Meal 6 - 1 pint of water
Chicken 300 40
2 Tortillas 216 10

Meal 7 - 1 pint of water
4 slices white bread 300 15
40g PB 234 11
1 tin tuna 170 40
MG Shake 500 35

TOTALS: 4200 327

Comments
Workout
Time: 5:30pm - Duration: 45 mins
Broke a PR. Cool.
Diet
The calorie and protein values for most are a guess, but 4200 is quite a lot!

General
Blah

ChrisH
11-18-2003, 09:03 AM
Meal 1
Apple
Oatmeal
Milk

Meal 2
Turkey
3 slices white bread
1 white roll

Meal 3
1 litre choc milk 700 35

Meal 4
Preworkout shake
A few sweets

Meal 5
Postworkout shake

Meal 6
Chicken breasts
Rice

ChrisH
12-09-2003, 03:32 PM
Tuesday 9th December 2003

Training

Legs

Leg press
100kg x 15
Left leg: 100kg x 10
Right leg: 100kg x 10
Middle leg: 100kg x 10
200kg x 12
220kg x 10
220kg x 12

SLDL
Off step:
50kg x 10
On step:
50kg x 10
70kg x 10

Diet
Meal | Cals | Protein

Meal 1 7:30am - 0 pint water
Oatmeal
Milk

Meal 2 11:00am


Meal 3
Chocolate biscuits and awful **** like that.

Meal 4
Stew, potatoes

Meal 5 - 1 pint of water
PW Shake 250 18

Meal 6
PW Shake 250 18

Meal 7 - 1 pint of water


Comments
Workout
Time: 9:15pm - Duration: 30 mins
Too short, forgot abs, was pretty crap workout.
Diet
Crap.

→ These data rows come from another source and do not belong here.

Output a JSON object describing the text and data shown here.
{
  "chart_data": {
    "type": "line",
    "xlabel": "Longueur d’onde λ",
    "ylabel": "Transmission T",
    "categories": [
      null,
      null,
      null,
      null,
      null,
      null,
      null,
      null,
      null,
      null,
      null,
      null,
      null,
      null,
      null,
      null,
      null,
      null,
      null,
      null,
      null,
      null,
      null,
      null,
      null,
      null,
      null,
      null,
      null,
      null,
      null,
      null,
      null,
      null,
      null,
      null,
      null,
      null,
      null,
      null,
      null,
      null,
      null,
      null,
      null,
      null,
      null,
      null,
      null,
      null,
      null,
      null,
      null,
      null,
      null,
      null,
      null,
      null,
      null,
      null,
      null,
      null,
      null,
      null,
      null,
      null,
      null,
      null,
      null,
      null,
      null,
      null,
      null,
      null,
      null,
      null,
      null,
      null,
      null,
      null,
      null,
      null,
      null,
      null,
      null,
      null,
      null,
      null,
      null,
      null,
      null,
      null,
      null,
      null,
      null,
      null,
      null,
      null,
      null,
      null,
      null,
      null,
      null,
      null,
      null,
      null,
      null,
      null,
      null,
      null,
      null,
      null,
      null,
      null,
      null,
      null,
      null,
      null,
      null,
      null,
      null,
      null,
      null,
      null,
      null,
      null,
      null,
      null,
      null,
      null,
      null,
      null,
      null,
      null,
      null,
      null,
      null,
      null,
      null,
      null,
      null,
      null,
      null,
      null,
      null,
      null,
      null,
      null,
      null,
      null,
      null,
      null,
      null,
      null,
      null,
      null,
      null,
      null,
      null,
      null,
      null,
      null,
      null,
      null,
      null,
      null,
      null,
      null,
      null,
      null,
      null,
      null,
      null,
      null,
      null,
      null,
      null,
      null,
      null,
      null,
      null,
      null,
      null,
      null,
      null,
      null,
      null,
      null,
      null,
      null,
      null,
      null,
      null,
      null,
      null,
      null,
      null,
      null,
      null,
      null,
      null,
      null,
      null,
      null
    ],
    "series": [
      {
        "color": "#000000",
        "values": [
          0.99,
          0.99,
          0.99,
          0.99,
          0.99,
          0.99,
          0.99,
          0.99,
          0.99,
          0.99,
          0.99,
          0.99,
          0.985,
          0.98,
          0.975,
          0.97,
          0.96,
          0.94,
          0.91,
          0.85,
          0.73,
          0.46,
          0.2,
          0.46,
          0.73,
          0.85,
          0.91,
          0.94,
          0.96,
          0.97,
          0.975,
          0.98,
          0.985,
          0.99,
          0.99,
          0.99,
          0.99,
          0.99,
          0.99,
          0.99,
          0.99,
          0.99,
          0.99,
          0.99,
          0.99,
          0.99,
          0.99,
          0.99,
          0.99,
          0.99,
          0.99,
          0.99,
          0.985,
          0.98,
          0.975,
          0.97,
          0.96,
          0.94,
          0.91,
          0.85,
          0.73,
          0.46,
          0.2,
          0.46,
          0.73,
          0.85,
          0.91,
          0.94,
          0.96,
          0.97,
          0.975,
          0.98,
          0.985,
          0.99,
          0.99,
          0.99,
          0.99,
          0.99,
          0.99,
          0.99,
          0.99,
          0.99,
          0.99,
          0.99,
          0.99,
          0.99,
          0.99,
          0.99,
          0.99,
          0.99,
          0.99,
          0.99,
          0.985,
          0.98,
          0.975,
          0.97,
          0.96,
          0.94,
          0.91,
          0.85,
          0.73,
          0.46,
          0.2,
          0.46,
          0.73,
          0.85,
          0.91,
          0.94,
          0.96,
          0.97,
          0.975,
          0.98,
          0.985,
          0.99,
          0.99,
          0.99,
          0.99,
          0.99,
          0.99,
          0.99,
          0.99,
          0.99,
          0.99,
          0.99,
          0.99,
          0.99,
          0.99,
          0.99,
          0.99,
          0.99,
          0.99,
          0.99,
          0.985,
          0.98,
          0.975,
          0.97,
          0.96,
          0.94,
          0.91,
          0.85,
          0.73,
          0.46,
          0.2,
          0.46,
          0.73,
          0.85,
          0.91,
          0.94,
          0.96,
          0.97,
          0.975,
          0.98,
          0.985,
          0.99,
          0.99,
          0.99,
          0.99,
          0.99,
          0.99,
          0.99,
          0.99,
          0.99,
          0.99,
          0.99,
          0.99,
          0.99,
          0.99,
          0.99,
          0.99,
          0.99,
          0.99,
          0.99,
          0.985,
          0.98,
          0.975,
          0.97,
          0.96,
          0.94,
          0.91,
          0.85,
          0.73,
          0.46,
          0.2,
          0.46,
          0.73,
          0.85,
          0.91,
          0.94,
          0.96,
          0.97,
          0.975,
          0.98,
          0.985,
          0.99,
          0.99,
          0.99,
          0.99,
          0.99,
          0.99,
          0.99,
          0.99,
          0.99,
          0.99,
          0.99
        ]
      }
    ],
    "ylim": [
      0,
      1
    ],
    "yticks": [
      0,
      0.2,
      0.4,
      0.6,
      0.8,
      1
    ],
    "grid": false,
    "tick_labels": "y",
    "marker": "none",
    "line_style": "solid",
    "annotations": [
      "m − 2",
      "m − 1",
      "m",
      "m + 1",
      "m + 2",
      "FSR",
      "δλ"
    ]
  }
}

I need to get it sorted again.
General
Blah

ChrisH
12-23-2003, 12:55 PM
Tuesday 23th December 2003

Training

Legs

Leg press
100kg x 12
Left leg: 100kg x 10
Right leg: 100kg x 10
Middle leg: 100kg x 10
200kg x 12
200kg x 12
200kg x 12

A couple of sets of good mornings

SLDL off a step
50kg (110) x 12
70kg (154) x 10
70kg x 10

Clean and press
50kg (110) x 1
60kg (132) x 1
65kg (143) x 1
67.5kg (149) x 1
70kg (154) x 1 (Just for a clean, I knew I wouldn't be able to do the press.)

Comments
Workout
Time: 6:00pm - Duration: Long, was talking too much.
I realised I didn't do much for my hamstrings, and I couldn't be arsed doing calves or abs. Bad :o
I might get up early and do them tomorrow.
Diet
Crap, i'm working on it.
General
Fun day, did nothing really. Pissed around, tried to do a bit of xmas shopping, but i'll just do waht I do usually and go get it all tomorrow.